All-New X-Men #15 Review
Remember that scene towards the end of The Shawkshank Redemption where Red finds the box that Andy had hidden? When…
Remember that scene towards the end of The Shawkshank Redemption where Red finds the box that Andy had hidden? When Tim Robbins is doing the voice over of the letter and says, “If you’ve come this far, maybe you’re willing to come a little further.” That’s basically how this issue of All-New X-Men feels. The last issue before the next cross-over event, Battle of the Atom, starts is pretty much the “filler” issue.
The thing that is going to leave readers the most divided on this issue is the art. With Marvel double shipping, and artists already having large workloads, books having rotating art teams is pretty unavoidable. A lot of times it’s not even a big deal. There might be a few noticeable differences such as stronger lines, or the way that a characters brow is illustrated, but one can usually read through without distraction. That is not the case with All-New X-Men #15. David Lafuente’s art is going to stand out to anyone who has been reading this series since the first issue. The difference in style exacerbates the juvenile feel of the issue.
A lot of the dialogue feels immature. Granted, this could be a reflection of the original X-Men being young and brash, but it almost feels like reading a #1 of yet another X-Title being launched. Young X-Men, maybe? Bobby Drake and Scott Summers are still complaining about how much more expensive everything is in the future, and reaching new levels of boredom. This sets up Scott being away from the mansion (and as a result, Jean) as he and Bobby decide to go out and try to find something to do. Jean is the stand out in this issue, not because of the moments with Beast, but becasue Rachel Grey has finally returned to the mansion. The panels that show the awkard tension between the two is definitely the highlight of the issue.
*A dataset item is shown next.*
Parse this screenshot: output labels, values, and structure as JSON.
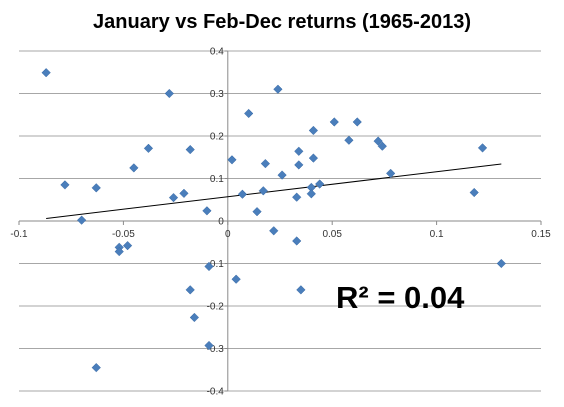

Then there’s the whole Beast in love with Jean thing. It felt odd and out of place. On one hand, Hank McCoy should know better than to get carried away with his thoughts when in the presence of a younger, but perhaps more powerful, Jean. On the other, Beast’s recklessness is kind of what got this entire series started. It felt unnatural, and forced into the plot, as if the decision was made on the pretense of “Which characters haven’t hooked up yet?” It does, however, continue along the theme that drastic changes are being made to the timeline, adding to the theme to next month’s Battle of the Atom.
Overall, as an issue to set up the next big Marvel event All-New X-Men #15 falls short, and will leave readers feeling a little slighted.